富島健夫作品 読書ノート ~ふみの実験記録

富島健夫の青春小説を読み感じたことを記録していきます。

ろまんの花束

2012-03-04 19:30:17 | ジュニア小説

昭和53年7月初版 実業之日本社
画・土居淳男 カバーデザイン・安彦勝博

富島健夫に戻ってきた! しかも、ジュニアものを読むのはかなり久しぶりかもしれない。

南国のみどり豊かな、燈台のある平和で静かな町。この町にある古き伝統ある豊陵高校に通う少女たちの物語が12編おさめられている。
富島健夫は短編がすごくいい。純文学では「どうしてここで?」というところで終わってしまうことがあるが、ジュニア恋愛ものでは実にいい余韻を残してくれる。

無垢な純粋な少女の心に、ふと恋が芽生えて花ひらく。まっすぐで精神的な“潔癖さ”を持つヒロインたちは、きちんとアイロンがけされた真っ白なハンカチーフのようだ。
そこに現れる少年や年長の男性たちは、みな正直だ。打算はある。「この時間にここに来れば、君に会えると思った」というような素直な打算。ふたりが心をかよわせるとき、少年が放つ言葉は少女の心を射抜く。飾りでないから、読者はあこがれ、胸を高鳴らせるのだ。
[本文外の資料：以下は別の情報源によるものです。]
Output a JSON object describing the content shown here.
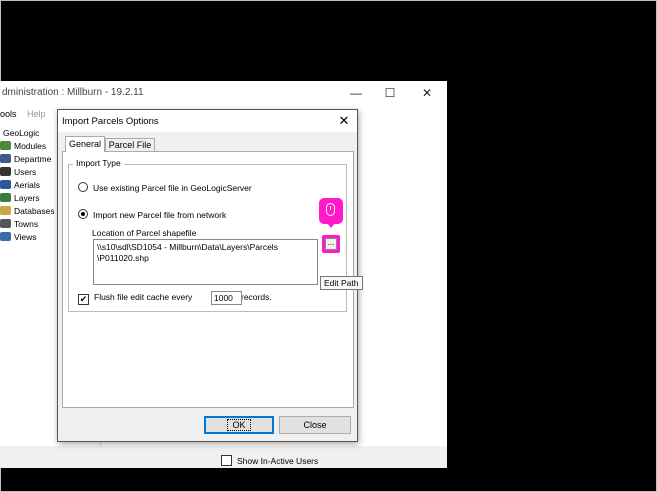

と言っても、単にきれいな恋愛物語ではなく、家族の別離や貧困、人の心のみにくさといった背景も富島作品らしく描かれている。それがお涙ちょうだいをねらったものではないのは、登場人物である少年少女の生きざまにあらわれている。まじめさと“心からの思いやり”を持つ登場人物たち。当時の女子学生にとっては、いい道徳譚になったのではないだろうか。

恋心についても、誰もが持つ、決して外に出すことのない“秘密の部分”の描き方が本当にうまいなあと思う。もう何度も書いたことかもしれないけど。
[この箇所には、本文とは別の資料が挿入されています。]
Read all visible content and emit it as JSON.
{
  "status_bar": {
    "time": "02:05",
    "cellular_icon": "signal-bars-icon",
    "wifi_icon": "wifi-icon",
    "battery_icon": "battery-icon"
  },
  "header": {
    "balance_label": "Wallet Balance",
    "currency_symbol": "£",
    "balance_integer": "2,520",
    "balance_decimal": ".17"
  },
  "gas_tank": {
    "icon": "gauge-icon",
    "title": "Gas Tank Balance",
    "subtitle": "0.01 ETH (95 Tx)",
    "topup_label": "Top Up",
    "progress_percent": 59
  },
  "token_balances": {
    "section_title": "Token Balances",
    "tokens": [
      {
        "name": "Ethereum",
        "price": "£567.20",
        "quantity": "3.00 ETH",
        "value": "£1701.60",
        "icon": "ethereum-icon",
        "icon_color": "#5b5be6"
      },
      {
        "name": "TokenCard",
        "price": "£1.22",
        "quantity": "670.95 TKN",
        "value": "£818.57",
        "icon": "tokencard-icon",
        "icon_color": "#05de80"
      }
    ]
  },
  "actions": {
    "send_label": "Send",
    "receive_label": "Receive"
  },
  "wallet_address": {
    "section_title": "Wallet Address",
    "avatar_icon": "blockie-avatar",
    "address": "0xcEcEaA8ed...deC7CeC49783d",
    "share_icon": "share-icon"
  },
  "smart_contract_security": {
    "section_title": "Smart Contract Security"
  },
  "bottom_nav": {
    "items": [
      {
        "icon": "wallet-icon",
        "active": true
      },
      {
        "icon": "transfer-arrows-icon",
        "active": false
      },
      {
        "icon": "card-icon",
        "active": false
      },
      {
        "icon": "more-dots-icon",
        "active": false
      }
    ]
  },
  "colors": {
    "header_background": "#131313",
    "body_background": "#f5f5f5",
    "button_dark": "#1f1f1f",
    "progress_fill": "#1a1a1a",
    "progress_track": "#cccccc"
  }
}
そして何より挿絵の美しさ! わたしは富島作品の挿絵は土居淳男さんの絵がナンバーワンだと思うのだが(文庫版『青春の野望』は最高!)、ほとんどのページに収められたこの絵がより雰囲気を高めている。作品世界を理解して描かれているところがうれしい。
(いつか、土居さんにインタビューするのが夢です。お元気でいらっしゃいますように)

美しくかなしい第1話「燈台」と、通学途中に出会う愛嬌ある少年との恋「朝のあいさつ」、言葉なくとも惹かれあう二人を描いた「海辺の約束」が特に心に残った作品。

最後、別れの季節を描いた「春遠からず」の短歌もいい。

 わが想ふ少女も壁の落書きも
 そのままにして去るべくあるらし

ふとした一文に胸を射抜かれ、目がうるんでしまう。そのたびに、富島作品を大切にしたいという気持ちがじんわり湧き上がってくる。
久しぶりにそんな感覚を味わった。